# Rain Gear



## Josephina (Oct 28, 2008)

What kind of rain gear do you guys have in your kits? I know rain boots and an umbrella would be good to have, maybe a poncho or two. What else though? There's gotta be some things you guys have thought of that I haven't or won't be able to!


----------



## Smithy (Oct 15, 2008)

My own view on this, is that it's more important to stay warm, than it is to stay dry. Of course, dry helps keep warm... but in a downpour, if you have to do anything besides sit still in your gear, you're gonna get wet. That's where wool and some of the better synthetics that stay warm even when soaked come into play.

To stay dry, I prefer a giant golf umbrella, and a poncho. Or my full-up stormproof motorcycle gear.


----------



## Tex (Oct 31, 2008)

Trash bags are a good thing to keep around. They can keep gear dry and make a fair poncho in a pinch.


----------



## JeepHammer (Oct 10, 2008)

Dry socks (Vacuum Packed!) and a poncho.


----------



## GPER (Oct 28, 2008)

I like the nylon rain suits, they keep you warm by breaking the wind and dry. I did get a new one after about 25 years that is lined also, it is toasty.


----------



## Rob55 (Oct 31, 2008)

Depending on your location you may want to look at this issue differently. In FL for example warmth would not be as great a concern as say WY. That said, my bags have clothes designed to be layered, stored in vac sealed bags inside a daypack. I keep a poncho, stay dry socks, and a pair of rain gators in my bags. At home I have my motorcycle gear, hunting gear and ski gear to pick from - all still designed around layers with goretex shells. Don't forget a towel in your kit...doesn't do any good to put dry clothes on wet bodies!


----------



## Fn/Form (Nov 6, 2008)

IMO, staying dry is just as important as staying warm. I'm in LE and I've worked everything from traffic details to scene security in wind/rain/ice. Rain paints are needed, preferably an oversize set, too, for winter. Most rain coats/tops/ponchos don't extend past the tops of your otherwise waterproof boots/waterboots. Ponchos in wind/rain suck. 

Sometimes a wide-brim waterproof hat is preferable to an attached hood.

I keep ponchos and a half-shelter in my duty bags. Never know when fellow citizens need one, or if I need one to protect evidence for processing.


----------



## Ernie V (Nov 14, 2008)

I'm curious to know what I can wrap my kit in or other things besides myself that I do not want to get wet. Not something that I would keep it in all the time, just something to throw around it when it starts raining heavily. Any suggestions?


----------



## Fn/Form (Nov 6, 2008)

Rain covers are available. Looks/works like a big shower cap, comes in camo or bright colors. 
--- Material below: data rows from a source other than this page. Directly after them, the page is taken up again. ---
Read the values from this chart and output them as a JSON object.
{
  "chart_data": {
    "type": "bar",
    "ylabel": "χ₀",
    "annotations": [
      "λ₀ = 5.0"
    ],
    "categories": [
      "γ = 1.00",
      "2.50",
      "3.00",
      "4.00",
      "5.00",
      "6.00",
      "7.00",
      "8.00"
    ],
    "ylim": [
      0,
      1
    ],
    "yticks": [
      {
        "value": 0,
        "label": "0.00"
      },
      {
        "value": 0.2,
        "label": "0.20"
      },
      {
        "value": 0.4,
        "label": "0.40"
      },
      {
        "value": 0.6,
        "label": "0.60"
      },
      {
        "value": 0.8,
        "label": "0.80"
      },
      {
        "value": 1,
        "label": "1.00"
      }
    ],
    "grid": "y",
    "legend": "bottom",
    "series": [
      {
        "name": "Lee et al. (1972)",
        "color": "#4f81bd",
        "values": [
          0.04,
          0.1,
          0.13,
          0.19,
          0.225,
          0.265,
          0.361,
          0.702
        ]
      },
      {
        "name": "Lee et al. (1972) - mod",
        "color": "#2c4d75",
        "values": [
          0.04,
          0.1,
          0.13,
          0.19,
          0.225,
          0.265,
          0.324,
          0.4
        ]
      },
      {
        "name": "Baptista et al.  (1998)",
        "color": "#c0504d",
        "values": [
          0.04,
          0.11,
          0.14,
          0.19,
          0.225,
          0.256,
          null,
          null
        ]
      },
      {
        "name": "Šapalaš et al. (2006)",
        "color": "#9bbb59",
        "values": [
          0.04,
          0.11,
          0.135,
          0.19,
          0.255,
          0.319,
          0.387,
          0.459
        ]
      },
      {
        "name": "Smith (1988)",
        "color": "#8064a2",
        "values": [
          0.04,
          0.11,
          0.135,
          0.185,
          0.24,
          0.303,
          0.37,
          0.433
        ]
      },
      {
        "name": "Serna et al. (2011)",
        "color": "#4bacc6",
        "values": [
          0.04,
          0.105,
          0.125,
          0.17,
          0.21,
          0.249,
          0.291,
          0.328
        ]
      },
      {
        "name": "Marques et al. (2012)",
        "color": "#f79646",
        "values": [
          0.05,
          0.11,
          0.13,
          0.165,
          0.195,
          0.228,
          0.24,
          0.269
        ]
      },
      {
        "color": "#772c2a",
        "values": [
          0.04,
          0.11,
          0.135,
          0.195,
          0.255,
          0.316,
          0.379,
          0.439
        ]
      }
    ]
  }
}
Silicone coating can help (Camp Dry, etc.).


----------



## Jerseyzuks (Oct 13, 2008)

Smithy said:


> My own view on this, is that it's more important to stay warm, than it is to stay dry.


I disagree.

Lets say, for example, you had been hiking for hours, and have lost your way back to the truck, and it is getting dark quickly. You are wearing a sweatshirt, a pair of jeans, and and have a light jacket in your backpack.

The expected low for the evening is supposed to be 50° F (10° C).

If you stay dry, you will be perfectly fine.

If you get wet, but manage to warm yourself up by exercising, you will still be wet and are now in a life threatening situation.


----------



## dunappy (Nov 11, 2008)

I don't consider rain gear a necessity cause I live in the desert. If it's not July, Aug, or Sept, Then it doesn't rain much here.


----------